Growers speak out on water crisis

The California drought has caused some growers to push out permanent crop acreage this year in the San Joaquin Valley.
The California drought has caused some growers to push out permanent crop acreage this year in the San Joaquin Valley.
(Western Growers)

California’s water crisis is bad and getting worse.

Bringing into focus some of the California crop losses caused by the 2021 drought, Western Growers has released a series of videos called “No Water = No Crops.” 

The videos feature three California farmers who talk about the losses they are suffering this year.

“This is one of the most difficult decisions I’ve had to make in a long time,” Joe Del Bosque of Del Bosque Farms, Firebaugh, Calif., who sacrificed his asparagus field that still had five years’ productivity left, said in one video. 

“Seventy people are going to lose their jobs here. Next year, there will be no harvest here. Those 70 people lose two months of work. It’s a very difficult hit for them.”

Another video features Ross Franson of Fresno, Calif.-based Woolf Farming.

“Around this time of year, we’d normally be prepping for harvest,” Franson said in the video. 

The farm has started knocking down almond trees in its 400-acre orchard, he said. 

“But due to the dire drought that’s going on in the state of California right now, we made the decision to pull these trees out simply because we didn’t have the water to irrigate them.”

“These trees are all dead, and they shouldn’t be,” Jared Plumlee of Booth Ranches said in one video. 

The company produces citrus in Orange Cove, Calif., and destroyed 70 acres of trees because of the drought.

“It’s just a shame. This block had probably 20 years of productive life, and we were forced to push it out.”

Speaking to The Packer July 15, Plumlee said there is no doubt the drought and the state’s hydrology isn’t good now.

“I’m not trying to be a climate denier,” he said. “But I also understand that there probably is enough water to make ends meet and to supply everybody’s needs, if only it were managed properly. I think I think we need to focus on better management.”

Plumlee said more regulatory flexibility is needed to deal with California’s drought years.

Making water history

The water year that ended in July was the driest year on record in California, said Ian LeMay, president of the California Fresh Fruit Association, Fresno. The state has been collecting water data for more than 100 years.

LeMay said the historically dry year also is coupled with the beginning stages of implementation of the Sustainable Groundwater Management Act (SGMA), which was passed in 2014 to prevent overdraft of groundwater in California.

Though the law won’t fully be implemented until 2042, LeMay said growers are already working with groundwater sustainability programs to identify how much water they can take out of the underground aquifers.

“In traditional terms, when California growers have been presented with drought and have limited surface deliveries of water, we relied on that underground aquifer,” LeMay said. “That reliance isn’t there anymore, and that is forcing growers to make decisions.”

Some growers are pulling trees or vines out of production to direct whatever water is available to more premium crops. With tree fruit orchards and grape vineyards typically viable for 25-35 years, destroying production before its useful life is over is difficult, he said. Replanting may not take place if no water is available.

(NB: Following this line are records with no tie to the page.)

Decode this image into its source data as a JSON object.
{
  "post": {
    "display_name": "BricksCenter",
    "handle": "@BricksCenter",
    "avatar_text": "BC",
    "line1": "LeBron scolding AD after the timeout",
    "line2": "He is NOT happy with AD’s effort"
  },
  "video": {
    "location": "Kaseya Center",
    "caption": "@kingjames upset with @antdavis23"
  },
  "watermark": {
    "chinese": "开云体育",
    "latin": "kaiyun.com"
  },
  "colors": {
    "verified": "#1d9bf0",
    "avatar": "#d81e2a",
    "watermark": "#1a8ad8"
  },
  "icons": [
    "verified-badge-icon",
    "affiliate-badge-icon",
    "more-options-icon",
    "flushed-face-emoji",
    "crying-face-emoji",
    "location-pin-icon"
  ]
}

“It is an untenable situation, and no one wants to be in it.” 

In his messages to lawmakers at the state and federal level, LeMay has told them that agriculture will be much diminished if growers aren’t given the resources to survive.

“They have to make a choice; do they want to have a long-term viable agriculture industry in California? Or do they want to see it take a diminished role?” LeMay said.

No one argues the merits of SGMA and a sustainable groundwater aquifer, but LeMay said lawmakers must help growers.

“The state can’t just pass a law like that and then step back and not help,” he said. 

Significant investments in the state’s water infrastructure are needed, including above-ground storage, repairing canal infrastructure, enhancing water mobility in the state, and putting in place ways to put more water into aquifers in wet years.

“The Newsom administration and our elected officials really have to make a value assessment of how much they value California agriculture,” he said. “If they value it, then we’ve got to make some real investments, investments that we really haven’t made since the late 1970s.”

LeMay said some current projections estimate that up to 1 million acres of irrigated land in California, about 10% of current irrigated land in the state, could go out of production with the implementation of SGMA.

While some lawmakers think the state can “conserve” its way out of the crisis, LeMay said that won’t be enough.

Western Growers president and CEO Dave Puglia said in a news release that the future of agriculture in California is being compromised by the regulatory uncertainty of water deliveries to farms.

“Is that really what you want? Do you want a bunch of dust blowing through the center of the state interrupted by fields of solar panels, which don’t employ many people?” Puglia said in the release. 

“It is a question that needs to be posed to Californians, generally, and their political leaders. Is that what you want? Because that is the path you are on.”